I think we’ll conclude this interview if we can just talk a little bit about the Hart Brothers University wrestling school – is that open at the moment, or you’re in the process of re-opening it?
Yeah, we’re in the process right now – as I said before, one of the things the wrestling business really needs is to re-sow the seeds of the grassroots and bring a new generation of wrestlers that are comparable to some of the guys I was mentioning like the Dynamites and the Daveys and the Brets and the Owens and the Benoits and the Jerichos, and like some of the guys you and I alluded to like the Pat O’Connors and the Bushwhackers. It was so many vibrant characters back in the 70s and the 80s like the Funks and the Harley Races and the Ricky Steamboats, all those guys. No matter what spin WWE tries to put on it, there’s no denying there’s way fewer these days. That was our main reason for doing Hart Brothers University and trying to apply our wealth of experience and our insights and all that into regenerating a bunch of new wrestlers. It’s been going really well. We’re hoping that we can be at the ground floor of the new generation.
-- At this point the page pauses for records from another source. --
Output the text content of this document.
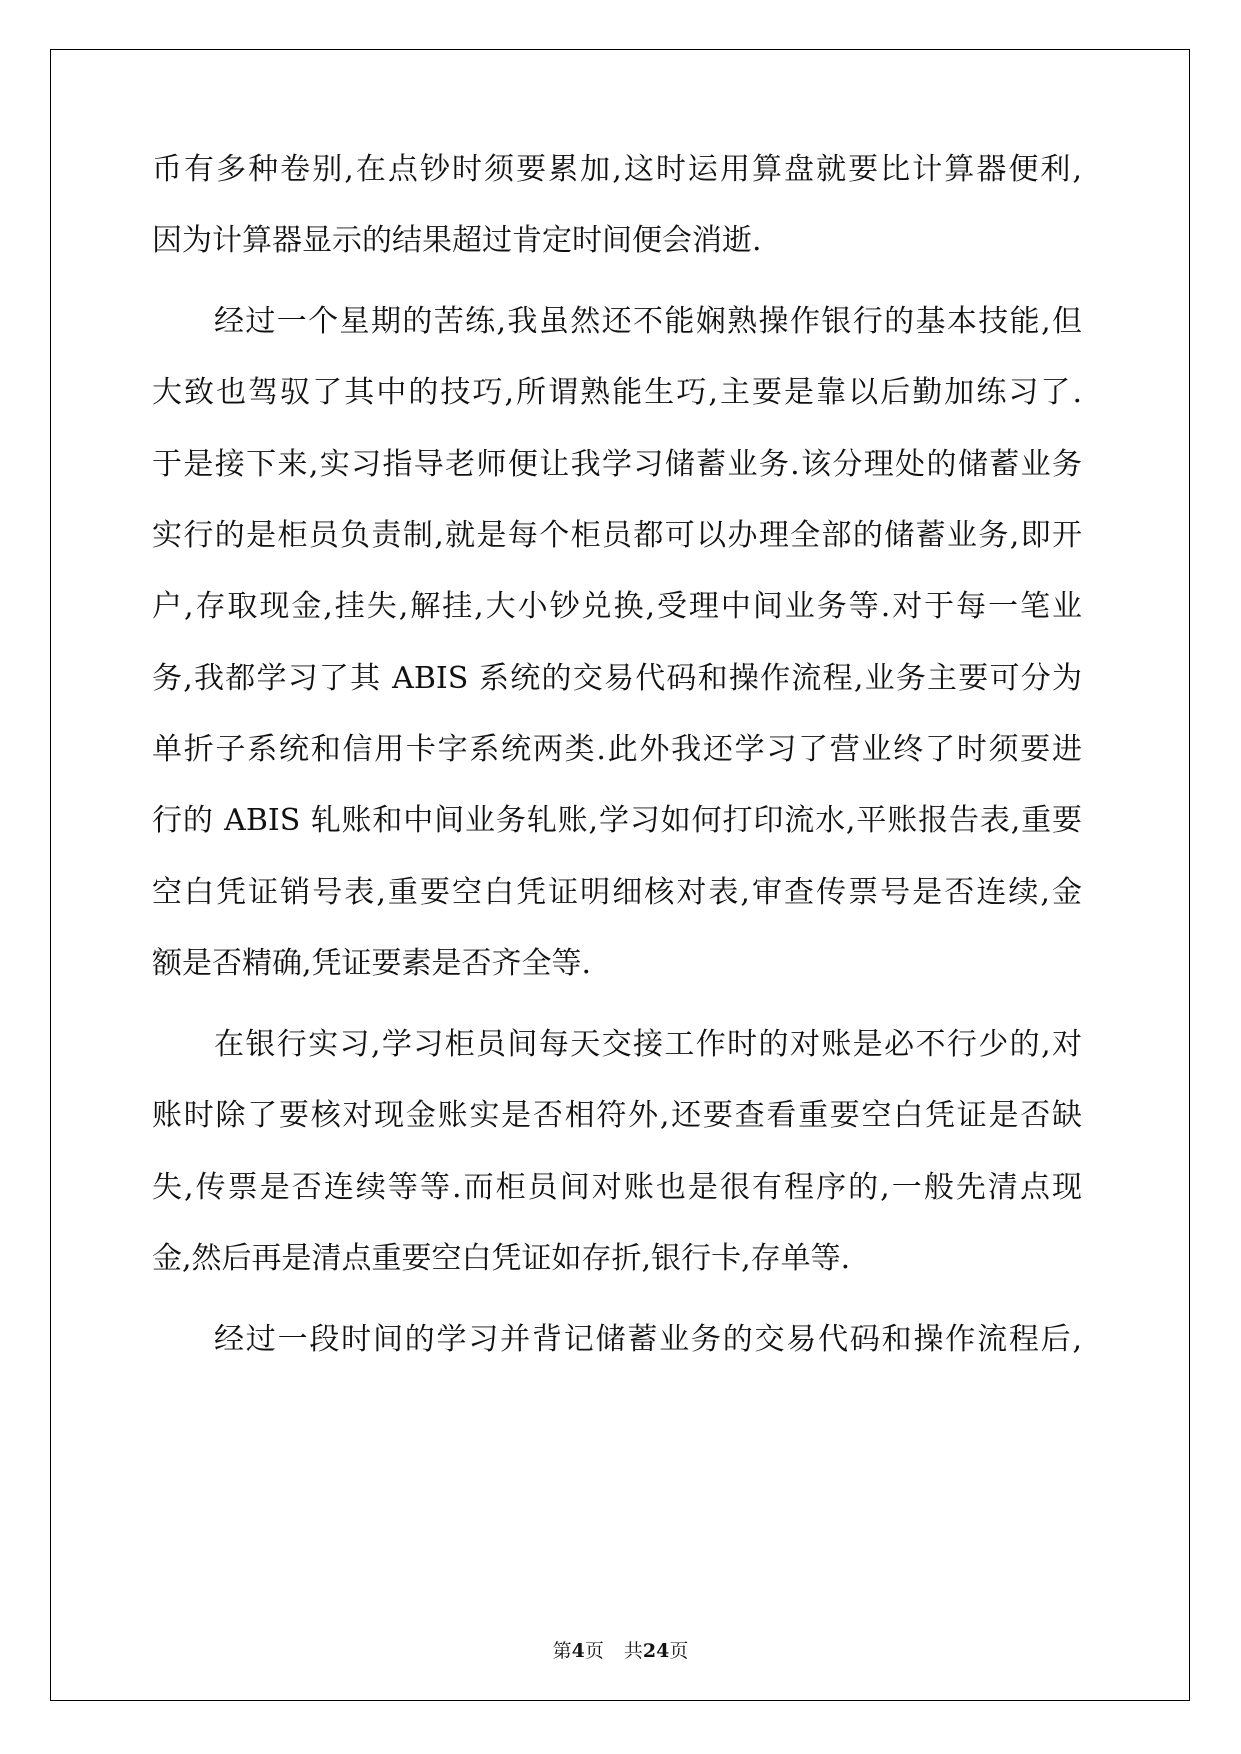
币有多种卷别,在点钞时须要累加,这时运用算盘就要比计算器便利,
因为计算器显示的结果超过肯定时间便会消逝.
经过一个星期的苦练,我虽然还不能娴熟操作银行的基本技能,但
大致也驾驭了其中的技巧,所谓熟能生巧,主要是靠以后勤加练习了.
于是接下来,实习指导老师便让我学习储蓄业务.该分理处的储蓄业务
实行的是柜员负责制,就是每个柜员都可以办理全部的储蓄业务,即开
户,存取现金,挂失,解挂,大小钞兑换,受理中间业务等.对于每一笔业
务,我都学习了其 ABIS 系统的交易代码和操作流程,业务主要可分为
单折子系统和信用卡字系统两类.此外我还学习了营业终了时须要进
行的 ABIS 轧账和中间业务轧账,学习如何打印流水,平账报告表,重要
空白凭证销号表,重要空白凭证明细核对表,审查传票号是否连续,金
额是否精确,凭证要素是否齐全等.
在银行实习,学习柜员间每天交接工作时的对账是必不行少的,对
账时除了要核对现金账实是否相符外,还要查看重要空白凭证是否缺
失,传票是否连续等等.而柜员间对账也是很有程序的,一般先清点现
金,然后再是清点重要空白凭证如存折,银行卡,存单等.
经过一段时间的学习并背记储蓄业务的交易代码和操作流程后,
第4页 共24页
As I said before, WWE, I don’t think they’re going to admit their talent is kind of scraping the bottom or whatever, but when they keep having to bring back Dwayne Johnson or my brother Bret or Mick Foley or Shawn Michaels or Brock Lesnar, it tells you all you need to know about the new generation. The Daniel Bryans and the CM Punks, they’re by-products of some of the smaller promotions in the States like Ring of Honor and some of that. But to the best of my knowledge I don’t recall any notable stars coming out of NXT. That’s why I believe there’s a huge upside – I’m certainly not even seeking to necessarily develop talent for the WWE, I’m more looking to develop talent just for the business itself and maybe be a part of the renaissance and the rebirth of the wrestling business. I’m hoping this might spawn some kind of growth. I’d love to see New Zealand or Australia or Japan, all these places, starting to come back and the revival of those so-called territories, exchanging talent and guys having the opportunity to make a living in the wrestling business aside from being in WWE. I’m hopeful that WWE will get their head out of their butts or open their damn eyes and realise if the business was stronger globally in all these other places it’d be of huge benefit to them. That’s the way they should be seeing it; not “we gotta put them out of business before they become a threat to us”. They should put aside their paranoia and tunnel vision and be supporting and aiding and abetting any of those developments. So in a long-winded way that’s what the HBU’s about. I’m hopeful that we might get some kiwis, some people from your part of the world up here. I know our promotions guy’s been talking about maybe having us come to New Zealand and do a four-week seminar down there, something like that – that might be something down the road as well. We’re sort of open to different kind of suggestions. As I said before, we’re training guys right now and anybody that’s looking to get into wrestling, we’d be more than happy to hear from them.